Tive que enviar 18 militares para a zona. Amanhã irão mais. São tropas de elite, mas não tenho muitas, que o Conselho de Segurança só me autorizou um pequeno número de soldados nesta região, vasta e abundante em problemas. Um dia terei que contar as razões desta decisão do Conselho.
Tornei público um comunicado, para lembrar que todas as acções de violência contra os refugiados e os agentes das ONGs e da ONU caiem no âmbito da lei humanitária internacional e das violações dos direitos do homem.
Veremos.
Entretanto, mal tive tempo de ver a tragédia em que a Grécia se encontra. Os jornais falam já dos países da zona euro que estão com problemas fiscais semelhantes. Portugal aparece na lista. Estes factos vão ter um impacto sobre o euro. Mostram, por outro lado, que a disciplina macroeconómica da área do euro está de pantanas.
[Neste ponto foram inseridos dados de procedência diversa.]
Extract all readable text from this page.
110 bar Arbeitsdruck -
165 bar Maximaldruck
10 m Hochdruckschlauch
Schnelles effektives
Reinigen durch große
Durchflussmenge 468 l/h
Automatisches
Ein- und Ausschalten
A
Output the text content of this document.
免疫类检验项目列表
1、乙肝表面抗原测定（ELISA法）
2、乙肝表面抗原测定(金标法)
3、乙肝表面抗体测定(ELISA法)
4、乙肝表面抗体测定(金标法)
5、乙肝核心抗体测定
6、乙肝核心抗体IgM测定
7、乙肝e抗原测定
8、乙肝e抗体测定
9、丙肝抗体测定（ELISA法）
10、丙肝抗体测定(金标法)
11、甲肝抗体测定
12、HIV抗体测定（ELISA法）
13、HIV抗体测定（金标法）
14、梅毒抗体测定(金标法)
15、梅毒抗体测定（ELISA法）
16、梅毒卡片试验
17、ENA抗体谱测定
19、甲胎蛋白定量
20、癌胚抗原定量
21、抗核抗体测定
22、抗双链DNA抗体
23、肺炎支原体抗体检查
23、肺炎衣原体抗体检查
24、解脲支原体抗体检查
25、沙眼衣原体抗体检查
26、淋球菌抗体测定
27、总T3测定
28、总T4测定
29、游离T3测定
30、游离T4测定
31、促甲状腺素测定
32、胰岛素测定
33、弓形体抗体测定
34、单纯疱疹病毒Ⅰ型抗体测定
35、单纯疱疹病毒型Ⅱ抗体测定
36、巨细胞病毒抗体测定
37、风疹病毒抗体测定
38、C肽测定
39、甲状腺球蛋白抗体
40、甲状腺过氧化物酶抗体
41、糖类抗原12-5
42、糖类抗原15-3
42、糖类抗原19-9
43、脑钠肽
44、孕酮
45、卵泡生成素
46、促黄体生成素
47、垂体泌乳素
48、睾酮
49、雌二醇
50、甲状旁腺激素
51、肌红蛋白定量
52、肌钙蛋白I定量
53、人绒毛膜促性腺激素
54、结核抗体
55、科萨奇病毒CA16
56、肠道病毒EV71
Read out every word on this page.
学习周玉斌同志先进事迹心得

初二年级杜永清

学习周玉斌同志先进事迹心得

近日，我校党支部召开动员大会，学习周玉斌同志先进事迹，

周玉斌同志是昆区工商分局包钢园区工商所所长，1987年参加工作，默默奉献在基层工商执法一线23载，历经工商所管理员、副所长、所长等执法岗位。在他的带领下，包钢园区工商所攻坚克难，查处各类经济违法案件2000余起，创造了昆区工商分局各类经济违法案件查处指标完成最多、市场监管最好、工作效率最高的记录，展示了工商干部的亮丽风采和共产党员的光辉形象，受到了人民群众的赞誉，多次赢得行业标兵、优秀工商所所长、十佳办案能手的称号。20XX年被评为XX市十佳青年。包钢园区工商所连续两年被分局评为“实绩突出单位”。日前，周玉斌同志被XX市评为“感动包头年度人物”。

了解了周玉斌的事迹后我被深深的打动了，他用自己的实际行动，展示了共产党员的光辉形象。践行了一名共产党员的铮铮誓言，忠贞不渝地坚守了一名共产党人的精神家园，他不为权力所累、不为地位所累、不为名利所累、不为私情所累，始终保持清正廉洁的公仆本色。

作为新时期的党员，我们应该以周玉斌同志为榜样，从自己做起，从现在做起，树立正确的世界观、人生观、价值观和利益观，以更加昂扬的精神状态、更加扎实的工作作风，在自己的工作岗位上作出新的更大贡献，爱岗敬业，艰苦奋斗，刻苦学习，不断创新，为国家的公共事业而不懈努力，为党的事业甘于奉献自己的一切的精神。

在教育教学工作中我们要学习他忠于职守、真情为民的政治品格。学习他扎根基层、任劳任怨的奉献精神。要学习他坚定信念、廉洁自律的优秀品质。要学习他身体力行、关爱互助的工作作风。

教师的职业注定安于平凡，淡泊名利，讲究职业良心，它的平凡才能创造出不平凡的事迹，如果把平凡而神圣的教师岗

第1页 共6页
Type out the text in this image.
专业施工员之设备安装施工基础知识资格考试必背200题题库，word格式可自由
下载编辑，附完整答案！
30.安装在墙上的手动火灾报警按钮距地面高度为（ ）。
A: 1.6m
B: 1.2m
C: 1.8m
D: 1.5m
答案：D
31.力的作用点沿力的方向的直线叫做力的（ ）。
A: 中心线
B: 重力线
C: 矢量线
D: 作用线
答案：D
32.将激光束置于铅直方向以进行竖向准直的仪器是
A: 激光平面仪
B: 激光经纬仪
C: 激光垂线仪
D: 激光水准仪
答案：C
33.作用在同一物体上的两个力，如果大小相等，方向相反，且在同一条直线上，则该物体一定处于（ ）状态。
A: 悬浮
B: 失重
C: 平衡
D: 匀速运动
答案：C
Quando esta disciplina falha, o que se pode seguir é ainda pior.
Vi, no entanto, o drama pessoal que Berlusconi está a viver. As imagens foram repetidas por toda a parte. Uma vez mais, convém reafirmar que nada justifica a violência contra as pessoas. Nem em Sam Ouandja, no meio das florestas mais fechadas, na fronteira com o Darfur, num mundo que continua embrutecido, nem em Milão, às portas da moda e das catedrais que nos esmagam.